Research funders in richer nations should help fund the costs of the move towards open access publishing in developing countries, according to the executive chair of Research England.
David Sweeney said that research funders in 13 European countries had made “fantastic progress” by uniting behind Plan S, which will require all publicly funded research to be made freely available.
But Mr Sweeney, who will lead a task force exploring the implementation of Plan S, scheduled for 2020, acknowledged that “barriers” blocking the spread of open access further afield remained in place.
Researchers in developing countries are less likely to be able to afford the article processing charges that replace journal subscription fees under many open access models.

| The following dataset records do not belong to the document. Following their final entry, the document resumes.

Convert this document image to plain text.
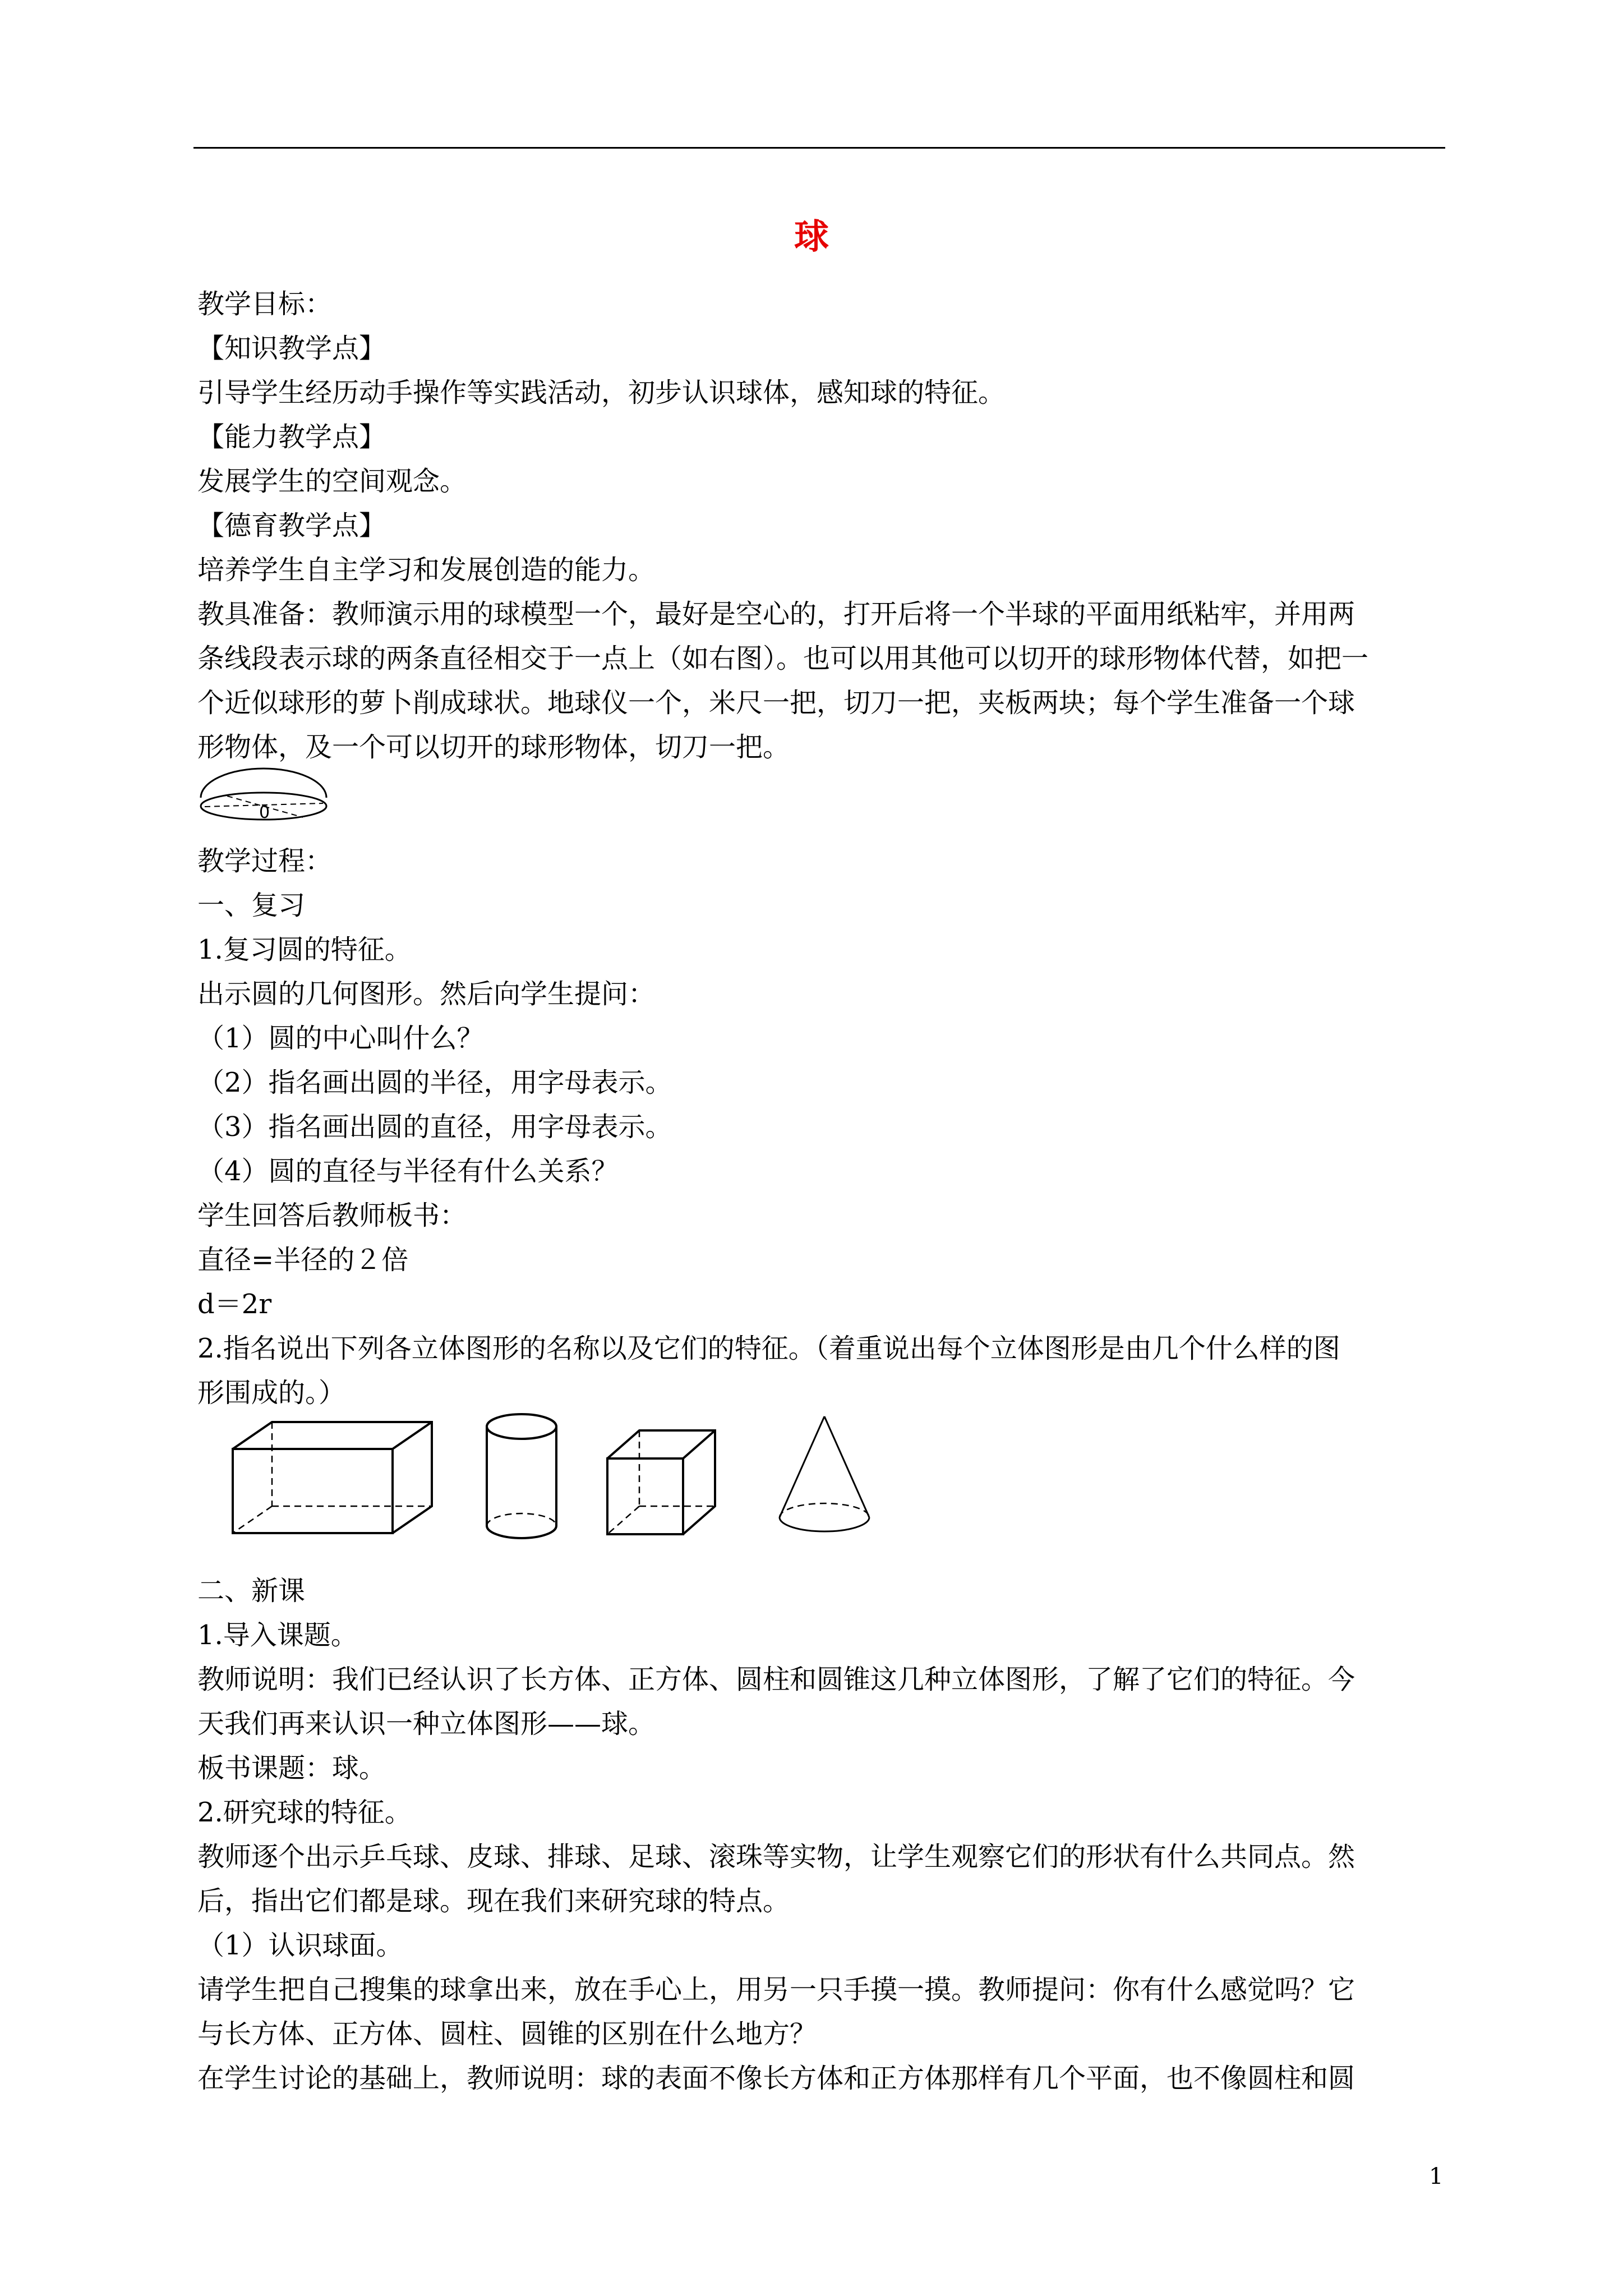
球
教学目标：
【知识教学点】
引导学生经历动手操作等实践活动，初步认识球体，感知球的特征。
【能力教学点】
发展学生的空间观念。
【德育教学点】
培养学生自主学习和发展创造的能力。
教具准备：教师演示用的球模型一个，最好是空心的，打开后将一个半球的平面用纸粘牢，并用两
条线段表示球的两条直径相交于一点上（如右图）。也可以用其他可以切开的球形物体代替，如把一
个近似球形的萝卜削成球状。地球仪一个，米尺一把，切刀一把，夹板两块；每个学生准备一个球
形物体，及一个可以切开的球形物体，切刀一把。
0
教学过程：
一、复习
1.复习圆的特征。
出示圆的几何图形。然后向学生提问：
（1）圆的中心叫什么？
（2）指名画出圆的半径，用字母表示。
（3）指名画出圆的直径，用字母表示。
（4）圆的直径与半径有什么关系？
学生回答后教师板书：
直径=半径的２倍
d＝2r
2.指名说出下列各立体图形的名称以及它们的特征。（着重说出每个立体图形是由几个什么样的图
形围成的。）
二、新课
1.导入课题。
教师说明：我们已经认识了长方体、正方体、圆柱和圆锥这几种立体图形，了解了它们的特征。今
天我们再来认识一种立体图形——球。
板书课题：球。
2.研究球的特征。
教师逐个出示乒乓球、皮球、排球、足球、滚珠等实物，让学生观察它们的形状有什么共同点。然
后，指出它们都是球。现在我们来研究球的特点。
（1）认识球面。
请学生把自己搜集的球拿出来，放在手心上，用另一只手摸一摸。教师提问：你有什么感觉吗？它
与长方体、正方体、圆柱、圆锥的区别在什么地方？
在学生讨论的基础上，教师说明：球的表面不像长方体和正方体那样有几个平面，也不像圆柱和圆
1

And a recurring criticism of Plan S is that it could restrict the ability of European researchers to collaborate with colleagues working in countries with more limited open access options, and therefore exclude those countries from cross-border collaborations.
“If Plan S were to be implemented in such a way that it were to limit options for those in poorer countries, that would be wrong,” said Mr Sweeney, speaking at a Royal Society conference in London.
While details of Plan S’ implementation are still being developed, Robert-Jan Smits, the European Commission’s special envoy for open science, has declared his intention to cap article processing charges.
But in countries beyond the reach of Plan S, and where processing charges may remain prohibitively high, Western funders should go out of their way to help collaborators to publish their work, Mr Sweeney said.
“Where there are costs, let those of us in the wealthier nations take the responsibility for those who cannot afford it,” he said. “I want a culture of openness where it is a truly global scholarly enterprise that everyone can participate in.”
Speaking to Times Higher Education, Mr Sweeney said that wealthy funders “should take some responsibility to make sure that these countries are not excluded as a result” of the shift to open access.
“How we do that is definitely an issue that needs some discussing, but…contributing towards article processing charges is one example,” he said.
At the same event, Mr Smits said that employers also had a responsibility to shift the wider research culture away from targeted publishing in selective journals whose values did not marry with open access goals.
“Data hugging has to stop,” he said. “Get rid of this obsession that the impact factor [of a journal] can change someone’s career.”
A policy paper on Plan S implementation is expected to be published before the end of the year.